Anyway, I think I will wait if new data will appear tomorrow in project.turris.cz.

Regarding the honeypot, I think I either need to change the port for Honeypot and redirect SSH 22 to it, … OR I need to change the management SSH port for turris itself to some alternate port. However I haven’t found “how to” for changing either of them.

Turris documentation after all these years still sucks. There are no clear instructions for basic stuff, some of those basics are even missing in a GUI (in all three of them). If you are not a Linux geek, to figure out yourself, you are crewed. I can’t play that much and potentially destroy my router. I need it functional. I like it and hate it in the same time.

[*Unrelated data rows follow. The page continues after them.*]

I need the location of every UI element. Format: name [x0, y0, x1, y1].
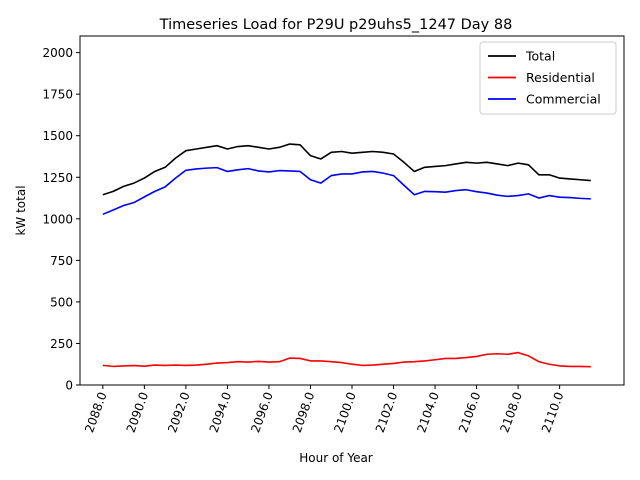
x-tick-label: 2108.0 [497, 390, 525, 434]
x-tick-label: 2106.0 [456, 390, 484, 434]
y-tick-label: 1750 [42, 88, 73, 102]
y-axis: 0 250 500 750 1000 1250 1500 1750 2000 [42, 46, 80, 393]
x-tick-label: 2100.0 [331, 390, 359, 434]
chart-title: Timeseries Load for P29U p29uhs5_1247 Da… [159, 17, 513, 33]
x-tick-label: 2102.0 [373, 390, 401, 434]
y-tick-label: 500 [50, 295, 73, 309]
x-tick-label: 2096.0 [248, 390, 276, 434]
y-tick-label: 250 [50, 337, 73, 351]
legend: Total Residential Commercial [479, 41, 617, 115]
y-tick-label: 750 [50, 254, 73, 268]
y-tick-label: 1000 [42, 212, 73, 226]
legend-label-total: Total [525, 49, 555, 64]
series-line-residential [102, 351, 591, 368]
x-tick-label: 2094.0 [207, 390, 235, 434]
x-tick-label: 2110.0 [539, 390, 567, 434]
x-tick-label: 2090.0 [124, 390, 152, 434]
y-tick-label: 1500 [42, 129, 73, 143]
x-axis-label: Hour of Year [299, 451, 373, 465]
x-tick-label: 2104.0 [414, 390, 442, 434]
legend-label-commercial: Commercial [526, 92, 601, 107]
y-axis-label: kW total [14, 185, 28, 235]
x-axis: 2088.0 2090.0 2092.0 2094.0 2096.0 2098.0 2100… [82, 385, 566, 434]
legend-label-residential: Residential [526, 70, 595, 85]
x-tick-label: 2098.0 [290, 390, 318, 434]
y-tick-label: 0 [65, 379, 73, 393]
x-tick-label: 2092.0 [165, 390, 193, 434]
series-layer [102, 143, 591, 368]
y-tick-label: 2000 [42, 46, 73, 60]
legend-box [479, 41, 617, 115]
x-tick-label: 2088.0 [82, 390, 110, 434]
plot-frame [79, 35, 625, 386]
y-tick-label: 1250 [42, 171, 73, 185]
series-line-total [102, 143, 591, 196]
series-line-commercial [102, 166, 591, 216]
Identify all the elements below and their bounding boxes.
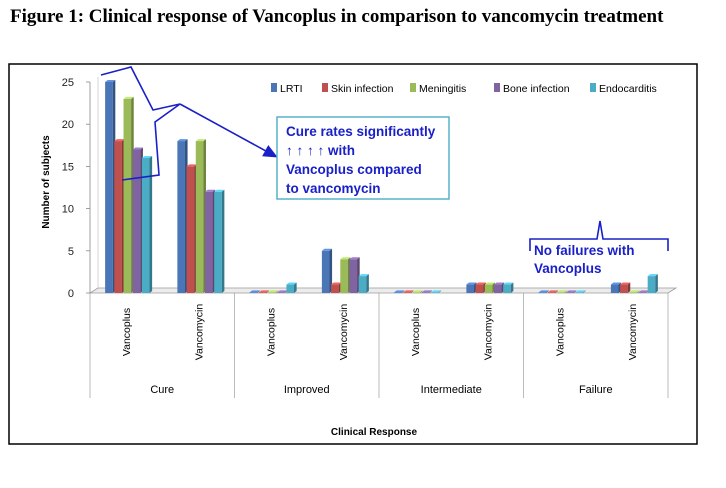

From version 4.x of Turris OS the data collection is no longer linked to the page you mentioned (https://project.turris.cz/), i.e. you can no longer check the statistics from that page. In fact, in the new version of the operating system there is no longer a section for registering with the turris project, enabling the data collection.

1 Like

I see, so I can remove my router from project.turris.cz and I can unregister from the project completely. Thanks a lot for this info!

So now I’ll just try to fix the HaaS.
I did try also the mentioned via SSH guide + the additional commands, but still same result. I got connection refused.
I’m pretty sure it has something to do with my honeypot configuration from 3.x (port redirection etc.)

Meanwhile, does the WAN connection work for you? Try sshing router’s public IP address. If you don’t have a public IP address even if it is dynamic, Honeypot would be totally useless. In case it works from WAN, try to remember what you did to perform the port redirect (https://openwrt.org/docs/guide-user/firewall/firewall_configuration) and cancel the redirect. What’s the use of accessing a honeypot on the LAN?

You don’t need to register through web interface.
IIRC I have registered manually through https://haas.nic.cz/
while I had TOS 5.x installed, so at least my SSH honeypot is working and I can look up attempts from the net.